14/8/17

ESTHER MEYNEL


LA PEQUEÑA CRÓNICA DE ANA MAGDALENA BACH



SEXAGESIMOPRIMERA ENTREGA



Cuando componía música o, mejor, cuando improvisaba, sobre todo en el órgano, era cuando volcaba su corazón y llegaba a las regiones de que provenía y en las que él, y tal vez sólo él, estaba como en su casa. Mucha de la magnífica músicas que fluyó de él no la volverá a oír ningún oído humano; no salía de él más que una sola vez,, no la escribió nunca y se perdió para siempre, como él mismo, más tarde, en la armonía del cielo. Solamente una reducida comunidad de vivientes le oyó tocar esa música, y esas personas escuchaban, absortas, la variedad celestial de voces que fluía de su alma y de sus manos; pero cuando tales seres dejen este mundo, se habrá perdido hasta el recuerdo de esa música, y ese es un motivo de gran tristeza para mí.
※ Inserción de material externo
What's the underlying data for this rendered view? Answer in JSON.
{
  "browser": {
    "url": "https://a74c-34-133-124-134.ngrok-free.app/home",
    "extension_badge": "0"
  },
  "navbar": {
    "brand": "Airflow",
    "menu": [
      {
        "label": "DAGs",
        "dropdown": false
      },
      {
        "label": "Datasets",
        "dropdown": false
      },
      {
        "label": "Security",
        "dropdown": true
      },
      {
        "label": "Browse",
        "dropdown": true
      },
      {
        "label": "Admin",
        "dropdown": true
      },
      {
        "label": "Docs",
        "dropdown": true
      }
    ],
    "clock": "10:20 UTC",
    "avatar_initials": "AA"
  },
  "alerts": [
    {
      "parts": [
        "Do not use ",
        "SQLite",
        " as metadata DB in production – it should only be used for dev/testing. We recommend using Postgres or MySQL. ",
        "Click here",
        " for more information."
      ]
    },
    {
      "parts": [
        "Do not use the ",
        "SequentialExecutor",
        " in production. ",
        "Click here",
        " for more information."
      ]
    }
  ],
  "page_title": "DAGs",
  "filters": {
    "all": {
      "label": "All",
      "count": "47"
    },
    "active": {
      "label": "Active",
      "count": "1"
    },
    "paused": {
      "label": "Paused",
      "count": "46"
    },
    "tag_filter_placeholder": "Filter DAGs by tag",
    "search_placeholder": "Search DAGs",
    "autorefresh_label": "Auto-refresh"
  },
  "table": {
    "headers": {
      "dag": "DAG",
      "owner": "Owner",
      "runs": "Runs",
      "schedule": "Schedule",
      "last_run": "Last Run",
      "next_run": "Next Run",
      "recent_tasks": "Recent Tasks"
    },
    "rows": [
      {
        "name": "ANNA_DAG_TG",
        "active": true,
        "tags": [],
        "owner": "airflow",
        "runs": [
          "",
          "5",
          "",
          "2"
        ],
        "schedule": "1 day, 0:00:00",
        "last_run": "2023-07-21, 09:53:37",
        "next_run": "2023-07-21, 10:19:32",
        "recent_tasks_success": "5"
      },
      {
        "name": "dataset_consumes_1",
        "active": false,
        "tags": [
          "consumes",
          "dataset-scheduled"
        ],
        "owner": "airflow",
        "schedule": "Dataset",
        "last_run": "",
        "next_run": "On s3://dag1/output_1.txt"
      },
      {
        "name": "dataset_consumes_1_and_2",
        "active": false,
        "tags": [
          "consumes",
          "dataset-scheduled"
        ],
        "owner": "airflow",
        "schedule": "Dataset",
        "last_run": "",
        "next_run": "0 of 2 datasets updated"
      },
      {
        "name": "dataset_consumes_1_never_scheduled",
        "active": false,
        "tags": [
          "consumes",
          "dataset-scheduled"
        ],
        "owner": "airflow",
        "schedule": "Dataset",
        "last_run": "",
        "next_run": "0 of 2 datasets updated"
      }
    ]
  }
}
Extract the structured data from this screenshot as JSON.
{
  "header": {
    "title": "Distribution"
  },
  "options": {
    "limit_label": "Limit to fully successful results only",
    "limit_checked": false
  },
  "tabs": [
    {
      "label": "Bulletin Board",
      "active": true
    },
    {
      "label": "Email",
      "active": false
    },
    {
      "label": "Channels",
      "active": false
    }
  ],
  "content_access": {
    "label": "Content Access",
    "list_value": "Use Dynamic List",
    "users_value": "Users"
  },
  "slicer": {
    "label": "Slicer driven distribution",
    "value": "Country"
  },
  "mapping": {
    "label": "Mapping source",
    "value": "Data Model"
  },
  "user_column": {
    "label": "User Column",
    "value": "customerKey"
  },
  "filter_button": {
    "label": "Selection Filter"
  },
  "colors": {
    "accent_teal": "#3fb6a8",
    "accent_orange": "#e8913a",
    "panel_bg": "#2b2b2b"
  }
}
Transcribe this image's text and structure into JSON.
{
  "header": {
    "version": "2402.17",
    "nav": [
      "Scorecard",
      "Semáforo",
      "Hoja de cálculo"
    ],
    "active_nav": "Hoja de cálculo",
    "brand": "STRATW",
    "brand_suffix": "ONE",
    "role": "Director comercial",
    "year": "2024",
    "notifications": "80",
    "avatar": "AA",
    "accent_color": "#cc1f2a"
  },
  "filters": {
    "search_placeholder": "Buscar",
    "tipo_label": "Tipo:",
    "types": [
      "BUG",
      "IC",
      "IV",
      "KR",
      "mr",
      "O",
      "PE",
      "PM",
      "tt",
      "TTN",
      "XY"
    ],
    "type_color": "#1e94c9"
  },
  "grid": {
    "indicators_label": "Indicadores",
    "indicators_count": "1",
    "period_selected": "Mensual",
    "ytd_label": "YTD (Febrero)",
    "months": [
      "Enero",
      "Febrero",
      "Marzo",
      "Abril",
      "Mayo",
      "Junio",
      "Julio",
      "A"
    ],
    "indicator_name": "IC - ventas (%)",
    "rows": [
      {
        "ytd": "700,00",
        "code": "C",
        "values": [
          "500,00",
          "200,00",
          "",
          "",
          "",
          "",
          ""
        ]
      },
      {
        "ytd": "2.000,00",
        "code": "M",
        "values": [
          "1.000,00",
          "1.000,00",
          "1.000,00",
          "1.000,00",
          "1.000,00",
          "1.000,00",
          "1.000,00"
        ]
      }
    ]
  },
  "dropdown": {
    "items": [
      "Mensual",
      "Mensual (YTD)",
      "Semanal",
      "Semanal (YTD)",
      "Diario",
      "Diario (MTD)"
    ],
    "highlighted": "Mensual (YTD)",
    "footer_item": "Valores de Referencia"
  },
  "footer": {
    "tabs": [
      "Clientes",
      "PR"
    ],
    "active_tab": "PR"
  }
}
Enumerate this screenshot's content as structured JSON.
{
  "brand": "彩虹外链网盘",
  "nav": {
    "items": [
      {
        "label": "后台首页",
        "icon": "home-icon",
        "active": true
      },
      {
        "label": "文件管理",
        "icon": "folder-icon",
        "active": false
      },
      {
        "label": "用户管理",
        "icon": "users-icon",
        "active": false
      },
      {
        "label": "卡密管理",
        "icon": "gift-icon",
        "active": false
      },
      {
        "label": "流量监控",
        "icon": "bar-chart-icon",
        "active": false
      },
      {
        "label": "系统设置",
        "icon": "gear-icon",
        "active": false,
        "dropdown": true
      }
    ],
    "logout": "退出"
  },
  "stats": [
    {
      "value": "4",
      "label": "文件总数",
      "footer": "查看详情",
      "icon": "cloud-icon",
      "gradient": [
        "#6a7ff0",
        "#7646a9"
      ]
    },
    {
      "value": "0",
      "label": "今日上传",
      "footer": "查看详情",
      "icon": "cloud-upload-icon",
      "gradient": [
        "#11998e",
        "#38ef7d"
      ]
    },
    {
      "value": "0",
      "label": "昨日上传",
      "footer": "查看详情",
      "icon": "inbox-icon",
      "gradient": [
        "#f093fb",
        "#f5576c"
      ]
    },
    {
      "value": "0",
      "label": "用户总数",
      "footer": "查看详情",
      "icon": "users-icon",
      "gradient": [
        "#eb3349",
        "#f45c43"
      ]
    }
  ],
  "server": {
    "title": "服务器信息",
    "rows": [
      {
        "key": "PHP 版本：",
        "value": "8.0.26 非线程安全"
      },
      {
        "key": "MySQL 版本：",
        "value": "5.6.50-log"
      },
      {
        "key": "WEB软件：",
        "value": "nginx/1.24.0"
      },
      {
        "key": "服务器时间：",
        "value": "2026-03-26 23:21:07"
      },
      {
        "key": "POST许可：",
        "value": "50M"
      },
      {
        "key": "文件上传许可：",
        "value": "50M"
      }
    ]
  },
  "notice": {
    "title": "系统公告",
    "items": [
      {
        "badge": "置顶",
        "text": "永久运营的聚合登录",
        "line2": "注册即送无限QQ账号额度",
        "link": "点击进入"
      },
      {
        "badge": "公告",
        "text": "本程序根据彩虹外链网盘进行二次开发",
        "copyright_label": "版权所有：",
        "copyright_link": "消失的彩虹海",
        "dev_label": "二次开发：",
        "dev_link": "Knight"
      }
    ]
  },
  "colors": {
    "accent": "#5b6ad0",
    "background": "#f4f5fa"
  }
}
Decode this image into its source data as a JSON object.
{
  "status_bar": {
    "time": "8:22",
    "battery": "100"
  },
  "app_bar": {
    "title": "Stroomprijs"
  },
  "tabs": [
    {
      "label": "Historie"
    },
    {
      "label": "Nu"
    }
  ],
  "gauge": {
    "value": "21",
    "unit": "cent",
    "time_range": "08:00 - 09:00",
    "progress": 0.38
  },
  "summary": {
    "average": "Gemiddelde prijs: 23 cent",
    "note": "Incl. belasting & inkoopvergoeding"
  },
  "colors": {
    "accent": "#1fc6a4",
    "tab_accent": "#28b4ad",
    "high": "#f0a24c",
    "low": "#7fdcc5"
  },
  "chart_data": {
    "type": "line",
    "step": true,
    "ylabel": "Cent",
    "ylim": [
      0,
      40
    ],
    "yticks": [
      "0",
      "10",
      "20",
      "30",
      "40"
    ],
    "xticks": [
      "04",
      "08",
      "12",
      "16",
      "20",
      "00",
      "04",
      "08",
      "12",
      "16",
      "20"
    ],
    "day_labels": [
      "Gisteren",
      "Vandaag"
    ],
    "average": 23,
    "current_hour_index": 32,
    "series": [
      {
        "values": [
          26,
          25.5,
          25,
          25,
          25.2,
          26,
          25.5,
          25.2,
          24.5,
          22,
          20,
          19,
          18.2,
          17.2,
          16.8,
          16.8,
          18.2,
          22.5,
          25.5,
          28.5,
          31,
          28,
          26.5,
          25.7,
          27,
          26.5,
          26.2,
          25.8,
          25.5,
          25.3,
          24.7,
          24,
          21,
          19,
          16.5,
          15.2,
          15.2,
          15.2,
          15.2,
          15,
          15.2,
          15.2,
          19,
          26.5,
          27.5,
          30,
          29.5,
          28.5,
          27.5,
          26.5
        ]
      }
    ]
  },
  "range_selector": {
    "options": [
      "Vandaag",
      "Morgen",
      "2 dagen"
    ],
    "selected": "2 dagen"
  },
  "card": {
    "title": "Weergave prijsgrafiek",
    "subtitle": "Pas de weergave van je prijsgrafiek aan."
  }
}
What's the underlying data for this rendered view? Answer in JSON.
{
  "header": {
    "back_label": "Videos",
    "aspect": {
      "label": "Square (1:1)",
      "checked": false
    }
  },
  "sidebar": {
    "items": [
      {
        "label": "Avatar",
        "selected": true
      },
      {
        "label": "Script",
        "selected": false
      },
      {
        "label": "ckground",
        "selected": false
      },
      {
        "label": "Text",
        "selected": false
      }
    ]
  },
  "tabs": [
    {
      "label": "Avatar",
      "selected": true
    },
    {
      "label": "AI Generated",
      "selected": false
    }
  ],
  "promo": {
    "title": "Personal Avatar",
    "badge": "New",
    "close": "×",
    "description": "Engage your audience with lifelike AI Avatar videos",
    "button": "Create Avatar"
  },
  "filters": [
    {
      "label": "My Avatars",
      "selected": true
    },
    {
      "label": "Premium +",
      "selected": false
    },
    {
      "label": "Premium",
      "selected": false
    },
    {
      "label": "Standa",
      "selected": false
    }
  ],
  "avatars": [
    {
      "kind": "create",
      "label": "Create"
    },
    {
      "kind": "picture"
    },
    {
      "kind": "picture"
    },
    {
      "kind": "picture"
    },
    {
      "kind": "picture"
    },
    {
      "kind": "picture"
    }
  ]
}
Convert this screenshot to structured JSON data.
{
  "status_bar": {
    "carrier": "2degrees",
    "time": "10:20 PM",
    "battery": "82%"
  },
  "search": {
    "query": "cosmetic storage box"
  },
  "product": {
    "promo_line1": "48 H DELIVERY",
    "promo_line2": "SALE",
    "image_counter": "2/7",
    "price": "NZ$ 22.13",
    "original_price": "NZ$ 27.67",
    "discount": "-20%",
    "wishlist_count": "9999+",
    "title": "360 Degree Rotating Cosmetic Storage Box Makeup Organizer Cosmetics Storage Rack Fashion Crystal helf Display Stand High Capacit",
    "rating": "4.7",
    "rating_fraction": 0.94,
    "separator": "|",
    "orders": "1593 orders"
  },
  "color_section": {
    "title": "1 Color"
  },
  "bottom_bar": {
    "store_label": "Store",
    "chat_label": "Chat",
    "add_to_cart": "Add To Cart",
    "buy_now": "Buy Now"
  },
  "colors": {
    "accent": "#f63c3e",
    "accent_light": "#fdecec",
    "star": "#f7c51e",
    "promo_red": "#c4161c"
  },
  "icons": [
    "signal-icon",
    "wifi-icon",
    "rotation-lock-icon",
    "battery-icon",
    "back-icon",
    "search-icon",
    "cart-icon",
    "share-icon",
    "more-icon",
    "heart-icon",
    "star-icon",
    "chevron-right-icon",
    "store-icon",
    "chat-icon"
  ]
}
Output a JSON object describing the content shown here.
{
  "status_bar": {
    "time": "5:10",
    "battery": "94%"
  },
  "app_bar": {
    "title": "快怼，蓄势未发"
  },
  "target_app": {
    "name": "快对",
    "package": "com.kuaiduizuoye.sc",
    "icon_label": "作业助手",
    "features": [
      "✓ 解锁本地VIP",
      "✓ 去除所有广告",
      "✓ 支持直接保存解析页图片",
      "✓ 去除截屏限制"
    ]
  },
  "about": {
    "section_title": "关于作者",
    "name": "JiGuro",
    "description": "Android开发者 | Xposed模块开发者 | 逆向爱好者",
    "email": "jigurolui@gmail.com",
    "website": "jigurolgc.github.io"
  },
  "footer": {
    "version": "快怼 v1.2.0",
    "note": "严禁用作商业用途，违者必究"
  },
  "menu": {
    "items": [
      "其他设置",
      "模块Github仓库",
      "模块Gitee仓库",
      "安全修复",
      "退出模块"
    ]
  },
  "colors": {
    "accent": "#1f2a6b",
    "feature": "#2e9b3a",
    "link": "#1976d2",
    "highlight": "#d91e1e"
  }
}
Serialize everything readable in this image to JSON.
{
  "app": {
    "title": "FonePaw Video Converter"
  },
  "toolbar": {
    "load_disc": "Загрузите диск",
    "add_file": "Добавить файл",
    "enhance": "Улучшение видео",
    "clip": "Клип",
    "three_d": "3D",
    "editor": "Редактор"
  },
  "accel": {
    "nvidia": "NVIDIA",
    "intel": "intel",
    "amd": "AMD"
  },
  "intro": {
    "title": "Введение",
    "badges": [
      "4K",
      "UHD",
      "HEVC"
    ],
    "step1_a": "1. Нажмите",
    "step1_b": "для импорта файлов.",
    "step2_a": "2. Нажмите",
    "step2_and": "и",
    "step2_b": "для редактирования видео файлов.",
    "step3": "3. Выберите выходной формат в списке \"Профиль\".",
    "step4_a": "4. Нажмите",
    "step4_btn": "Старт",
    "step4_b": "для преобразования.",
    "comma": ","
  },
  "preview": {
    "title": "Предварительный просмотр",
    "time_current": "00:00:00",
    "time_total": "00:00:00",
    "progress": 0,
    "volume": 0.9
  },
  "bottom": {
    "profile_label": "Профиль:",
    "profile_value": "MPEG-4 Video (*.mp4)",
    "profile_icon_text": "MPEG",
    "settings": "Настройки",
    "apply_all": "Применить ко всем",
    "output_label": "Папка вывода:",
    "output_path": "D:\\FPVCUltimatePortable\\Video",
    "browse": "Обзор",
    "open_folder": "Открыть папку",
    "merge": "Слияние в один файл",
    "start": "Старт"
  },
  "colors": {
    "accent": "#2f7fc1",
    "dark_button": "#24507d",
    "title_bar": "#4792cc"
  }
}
Algunos de los discípulos de Sebastián, cuya capacidad para juzgarla demostraron con su vida, me han dicho que esa música que lanzaba al aire y, después de ser repetida por el eco, se volvía a perder en el silencio, era más maravillosa que todo lo que ha escrito, por muy sobrehumanamente hermosa que sea la música que ha dejado. Y este hecho nos muestra una extraña contradicción en el modo de ser de Sebastián. En todas las cosas de la vida diaria era cuidadoso, meticuloso y económico; sólo componiendo música era de una generosidad que casi llegaba a la dilapidación. No hay que olvidar, sin embargo, que esa riqueza, aunque era un don divino, suponía un trabajo duro y constante, un trabajo que duró desde su primera juventud hasta su muerte. Nunca descansó su espíritu en la idea de la propia satisfacción y jamás cesó de seguir corrigiendo su música; hasta cuando se hallaba moribundo, le vi ocupado en esa labor y sentí profundamente la verdad de las palabras del Eclesiastés: “El ensueño nace de la multitud de las ocupaciones”.


Esa debía ser la causa de que la misma musa de la música pareciese sonar en sus manos cuando su espíritu se derramaba en improvisaciones y de que el tiempo se detuviese para los que le escuchaban. A los que no le oyeron, les es imposible imaginarse la fuerza y la belleza tan extraordinaria de sus improvisaciones. Sin embargo, puedo repetir una descripción que hacía Juan Kirnberger en una carta que escribió a un amigo y, que, por la bondad de este, ha llegado a mis manos:



“Cuando el señor Cantor se sentaba al órgano, fuera de las horas del servicio divino, a lo que le incitaban con frecuencia forasteros amantes de la música, elegía generalmente un tema y lo tocaba, lo transformaba en todas sus formas posibles para la ejecución en el órgano, y su fantasía era tan poderosa que, muchas veces, seguía la obra durante dos o más horas. Luego lo variaba, cambiando los registros, y lo tocaba como trío, como cuarteto y sólo Dios sabe de cuántas maneras. Después seguía un coral y, en su melodía, volvía a aparecer el primer tema a tres o cuatro voces diferentes y con variaciones abundantes y complicadas. Y el final consistía en una fuga a pleno órgano, en la que, o bien dominaba el mismo tema inicial nuevamente arreglado o, según su carácter, se continuaba en dos o tres temas derivados del primitivo”.